I happily, and perhaps a little naively, took up the monitoring challenge this season. My goal, in the time available before breeding commenced, was to search the mountain’s many ridges and gullies for hihi, catching and counting as I went. The extensive network of pest monitoring lines that criss-cross the mountain’s forested expanse certainly made the going easier. They did not, unfortunately, spare me numerous humiliating experiences. On any given day out on Maungatautari, I could invariably be found engaged in serious fieldwork: sliding inelegantly down muddy slopes on my behind, slipping face first into a slimy bed of parataniwha, loosing my footing on moss-covered steam beds, tripping on concealed tree roots, being poked in the eye by the spindly point of a mingimingi shrub or becoming entangled in a dense knot of supplejack vines. The forest, I feared, seemed to be telling this mammal that I didn’t belong. Hihi, we rather hope, do belong in this forest. An abundance of natural cavities for nesting, and a wealth of wet gullies with dense understories that the birds seem to favour, suggests this could be ideal habitat for them.

When I do track down a hihi, I first check for the tell-tale sign that someone has seen it before: an assortment of colourful rings on its dark brown legs. If present, I record the ring combination and continue on my way. If absent, I endeavour to catch the bird using a mist net. Once lured, using playback, into this fine mesh net strung between two aluminium poles, I ring the bird with its unique combination of colours and add it to the running total. Whilst in my hand, I take the opportunity to record additional information that has, over the years, helped researchers better understand the species. Measuring ear tuft length, for example, has given us insights into the evolution of sexually selected traits, whilst noting the colour of the alula feather can helpfully be used to age the bird.

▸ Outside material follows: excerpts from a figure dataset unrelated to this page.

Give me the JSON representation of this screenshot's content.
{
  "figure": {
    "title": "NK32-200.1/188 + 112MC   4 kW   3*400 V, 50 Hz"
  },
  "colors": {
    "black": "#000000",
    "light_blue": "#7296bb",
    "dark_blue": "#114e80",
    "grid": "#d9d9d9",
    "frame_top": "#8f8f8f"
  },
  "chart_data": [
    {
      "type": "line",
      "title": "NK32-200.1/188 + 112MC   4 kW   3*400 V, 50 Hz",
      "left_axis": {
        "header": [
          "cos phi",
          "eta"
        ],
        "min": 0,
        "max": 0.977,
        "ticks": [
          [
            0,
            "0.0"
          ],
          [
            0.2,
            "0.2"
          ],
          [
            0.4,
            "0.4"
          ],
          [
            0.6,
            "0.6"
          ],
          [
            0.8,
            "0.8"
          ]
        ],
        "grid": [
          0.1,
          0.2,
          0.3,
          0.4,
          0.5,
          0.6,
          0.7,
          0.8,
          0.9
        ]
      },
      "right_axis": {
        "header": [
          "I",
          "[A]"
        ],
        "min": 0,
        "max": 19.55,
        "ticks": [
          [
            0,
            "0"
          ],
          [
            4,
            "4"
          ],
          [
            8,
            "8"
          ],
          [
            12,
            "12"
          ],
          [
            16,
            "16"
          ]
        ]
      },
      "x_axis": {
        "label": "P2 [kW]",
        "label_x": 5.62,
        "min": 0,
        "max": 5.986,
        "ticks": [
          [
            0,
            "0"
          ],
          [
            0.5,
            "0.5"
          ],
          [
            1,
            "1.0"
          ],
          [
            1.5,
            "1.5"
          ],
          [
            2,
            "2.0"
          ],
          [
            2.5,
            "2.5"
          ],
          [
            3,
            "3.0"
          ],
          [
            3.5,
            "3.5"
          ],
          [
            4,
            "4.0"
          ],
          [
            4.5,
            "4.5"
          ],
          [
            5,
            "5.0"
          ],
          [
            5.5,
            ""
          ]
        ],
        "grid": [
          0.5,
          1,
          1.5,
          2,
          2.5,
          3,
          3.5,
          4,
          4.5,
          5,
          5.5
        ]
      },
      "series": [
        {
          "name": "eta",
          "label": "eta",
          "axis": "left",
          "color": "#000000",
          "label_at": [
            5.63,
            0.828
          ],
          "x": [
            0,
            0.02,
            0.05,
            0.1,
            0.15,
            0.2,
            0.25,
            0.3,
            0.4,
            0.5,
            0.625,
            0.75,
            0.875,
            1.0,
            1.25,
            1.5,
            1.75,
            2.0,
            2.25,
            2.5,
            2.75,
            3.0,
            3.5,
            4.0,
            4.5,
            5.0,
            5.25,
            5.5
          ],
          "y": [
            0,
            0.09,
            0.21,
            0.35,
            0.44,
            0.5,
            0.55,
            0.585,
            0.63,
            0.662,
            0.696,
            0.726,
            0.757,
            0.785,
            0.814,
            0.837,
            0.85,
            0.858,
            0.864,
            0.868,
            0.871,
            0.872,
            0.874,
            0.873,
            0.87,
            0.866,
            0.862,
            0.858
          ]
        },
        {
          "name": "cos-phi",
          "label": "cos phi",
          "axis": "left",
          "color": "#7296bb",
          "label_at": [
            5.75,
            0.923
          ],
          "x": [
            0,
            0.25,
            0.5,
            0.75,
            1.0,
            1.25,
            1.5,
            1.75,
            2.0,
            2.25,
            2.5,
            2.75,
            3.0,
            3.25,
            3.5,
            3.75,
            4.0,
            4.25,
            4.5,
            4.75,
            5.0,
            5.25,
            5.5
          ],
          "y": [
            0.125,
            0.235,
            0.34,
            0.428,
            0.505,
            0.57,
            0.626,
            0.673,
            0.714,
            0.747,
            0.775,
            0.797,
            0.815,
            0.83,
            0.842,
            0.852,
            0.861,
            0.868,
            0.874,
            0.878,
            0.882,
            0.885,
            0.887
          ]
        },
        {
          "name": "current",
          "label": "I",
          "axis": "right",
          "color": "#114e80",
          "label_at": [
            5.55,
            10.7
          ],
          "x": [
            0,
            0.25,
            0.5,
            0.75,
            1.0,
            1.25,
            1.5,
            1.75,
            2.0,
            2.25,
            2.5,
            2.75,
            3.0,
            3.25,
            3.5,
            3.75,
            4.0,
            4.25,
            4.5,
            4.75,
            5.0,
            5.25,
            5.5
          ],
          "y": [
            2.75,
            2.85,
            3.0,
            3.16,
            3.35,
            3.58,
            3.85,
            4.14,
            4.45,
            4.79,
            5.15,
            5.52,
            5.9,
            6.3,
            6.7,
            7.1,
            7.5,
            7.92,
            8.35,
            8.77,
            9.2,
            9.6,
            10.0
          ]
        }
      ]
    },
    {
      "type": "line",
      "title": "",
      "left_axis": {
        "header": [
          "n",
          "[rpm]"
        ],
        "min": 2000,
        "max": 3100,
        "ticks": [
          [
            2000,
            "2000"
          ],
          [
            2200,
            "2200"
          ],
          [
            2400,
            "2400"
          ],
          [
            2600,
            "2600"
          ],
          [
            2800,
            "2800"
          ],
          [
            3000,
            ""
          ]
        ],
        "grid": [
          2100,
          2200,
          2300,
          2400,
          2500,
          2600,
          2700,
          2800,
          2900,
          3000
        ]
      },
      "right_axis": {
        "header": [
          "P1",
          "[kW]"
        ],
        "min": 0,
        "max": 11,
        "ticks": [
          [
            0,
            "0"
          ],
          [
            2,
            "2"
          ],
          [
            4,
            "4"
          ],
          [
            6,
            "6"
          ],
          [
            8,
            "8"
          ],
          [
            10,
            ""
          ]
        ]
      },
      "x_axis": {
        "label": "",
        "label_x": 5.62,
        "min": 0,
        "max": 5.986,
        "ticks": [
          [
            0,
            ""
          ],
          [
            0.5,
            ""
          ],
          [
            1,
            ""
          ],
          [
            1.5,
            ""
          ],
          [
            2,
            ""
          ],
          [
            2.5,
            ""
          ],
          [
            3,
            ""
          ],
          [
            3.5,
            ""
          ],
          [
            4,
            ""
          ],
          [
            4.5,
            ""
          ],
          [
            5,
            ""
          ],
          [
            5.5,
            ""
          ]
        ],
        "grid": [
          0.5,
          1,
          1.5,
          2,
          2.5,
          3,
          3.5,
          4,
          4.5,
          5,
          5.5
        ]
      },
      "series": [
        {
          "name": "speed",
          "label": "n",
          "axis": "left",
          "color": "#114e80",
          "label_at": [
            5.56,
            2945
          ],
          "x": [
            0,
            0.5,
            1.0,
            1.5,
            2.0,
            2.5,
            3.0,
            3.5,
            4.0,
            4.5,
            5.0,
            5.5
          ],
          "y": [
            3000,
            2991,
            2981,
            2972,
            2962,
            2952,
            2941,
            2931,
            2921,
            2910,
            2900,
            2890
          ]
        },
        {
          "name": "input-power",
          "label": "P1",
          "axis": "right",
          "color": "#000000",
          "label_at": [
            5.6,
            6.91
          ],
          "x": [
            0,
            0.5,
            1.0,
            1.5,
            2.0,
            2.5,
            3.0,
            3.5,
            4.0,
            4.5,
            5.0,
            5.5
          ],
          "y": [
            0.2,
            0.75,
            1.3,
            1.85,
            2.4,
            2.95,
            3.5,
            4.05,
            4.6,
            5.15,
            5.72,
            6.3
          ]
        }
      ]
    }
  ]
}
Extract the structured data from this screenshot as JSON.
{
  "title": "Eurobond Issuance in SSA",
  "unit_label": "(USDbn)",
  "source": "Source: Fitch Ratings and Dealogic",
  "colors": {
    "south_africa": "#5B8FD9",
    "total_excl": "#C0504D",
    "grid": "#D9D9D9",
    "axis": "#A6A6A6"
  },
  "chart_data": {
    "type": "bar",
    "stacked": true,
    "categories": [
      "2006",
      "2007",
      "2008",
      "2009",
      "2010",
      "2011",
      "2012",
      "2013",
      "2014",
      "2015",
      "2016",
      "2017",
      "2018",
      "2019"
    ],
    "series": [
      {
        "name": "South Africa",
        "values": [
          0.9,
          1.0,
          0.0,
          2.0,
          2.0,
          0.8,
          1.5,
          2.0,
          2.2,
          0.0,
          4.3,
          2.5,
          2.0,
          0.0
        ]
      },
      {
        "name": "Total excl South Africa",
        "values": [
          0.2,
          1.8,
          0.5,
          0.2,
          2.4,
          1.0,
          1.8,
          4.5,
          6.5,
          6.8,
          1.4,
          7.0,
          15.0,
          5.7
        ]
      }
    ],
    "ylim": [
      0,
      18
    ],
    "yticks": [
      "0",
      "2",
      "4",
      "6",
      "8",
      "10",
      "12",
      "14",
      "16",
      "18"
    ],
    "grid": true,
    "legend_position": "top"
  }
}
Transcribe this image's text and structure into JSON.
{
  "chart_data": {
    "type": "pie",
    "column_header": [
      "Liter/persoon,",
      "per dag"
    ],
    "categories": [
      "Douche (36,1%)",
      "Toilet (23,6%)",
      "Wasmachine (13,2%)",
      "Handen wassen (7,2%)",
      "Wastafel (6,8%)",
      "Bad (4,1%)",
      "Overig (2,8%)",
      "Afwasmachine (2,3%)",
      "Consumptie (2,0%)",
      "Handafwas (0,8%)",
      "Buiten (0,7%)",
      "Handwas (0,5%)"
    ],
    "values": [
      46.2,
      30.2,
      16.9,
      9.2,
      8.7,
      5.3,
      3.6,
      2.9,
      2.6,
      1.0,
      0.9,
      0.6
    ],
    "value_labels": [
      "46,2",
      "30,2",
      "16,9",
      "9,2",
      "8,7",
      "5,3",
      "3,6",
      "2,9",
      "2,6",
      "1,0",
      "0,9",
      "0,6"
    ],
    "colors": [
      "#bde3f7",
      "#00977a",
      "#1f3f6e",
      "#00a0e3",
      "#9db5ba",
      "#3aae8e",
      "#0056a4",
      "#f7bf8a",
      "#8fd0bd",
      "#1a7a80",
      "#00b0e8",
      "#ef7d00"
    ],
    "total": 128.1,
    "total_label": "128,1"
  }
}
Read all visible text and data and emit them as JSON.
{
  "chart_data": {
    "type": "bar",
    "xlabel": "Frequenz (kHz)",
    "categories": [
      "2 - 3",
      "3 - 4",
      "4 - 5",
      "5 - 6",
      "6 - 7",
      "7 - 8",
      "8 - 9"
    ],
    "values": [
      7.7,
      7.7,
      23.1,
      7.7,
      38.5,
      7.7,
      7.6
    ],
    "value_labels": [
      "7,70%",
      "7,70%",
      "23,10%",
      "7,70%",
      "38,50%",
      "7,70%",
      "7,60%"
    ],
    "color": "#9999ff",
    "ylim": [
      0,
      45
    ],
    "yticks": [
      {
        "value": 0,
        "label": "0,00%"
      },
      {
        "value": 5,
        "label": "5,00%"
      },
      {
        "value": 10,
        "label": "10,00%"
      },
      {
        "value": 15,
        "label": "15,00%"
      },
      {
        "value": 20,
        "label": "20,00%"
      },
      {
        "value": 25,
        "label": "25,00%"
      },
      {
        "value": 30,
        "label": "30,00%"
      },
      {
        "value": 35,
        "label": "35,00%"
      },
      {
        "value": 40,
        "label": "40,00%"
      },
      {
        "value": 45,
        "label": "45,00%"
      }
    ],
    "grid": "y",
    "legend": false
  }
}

A ray of hope for New Zealand’s ray of sunshine?

Hihi are a fascinating species, and a wealth of research has sought both to discover more about the species in its own right, and inform thought in fields as diverse as evolutionary biology, parasite ecology and reintroduction biology. For example, recent research by members of the Hihi Recovery Group has variously revealed the importance of un-paired floater males for maintaining genetic diversity, the capacity of supplementary feeding to buffer the impacts of climate change, and the relationship between a bird’s temperament and the distance it disperses from birthplace to breeding territory.

As for the hihi on Maungatautari, how did they fare this season? The final tally stands at 39 birds. Compared to counts of around 50 birds in the previous two seasons, this may justify some cause for concern. Certainly, without on-going monitoring work like this we would be in the dark as to the changing fortunes of this, and other, hihi populations. Hihi may not be out of the woods yet, but the continued vigilance of a committed group of supporters ensures that the bird at least has a shot at enjoying a stable future in New Zealand’s forests.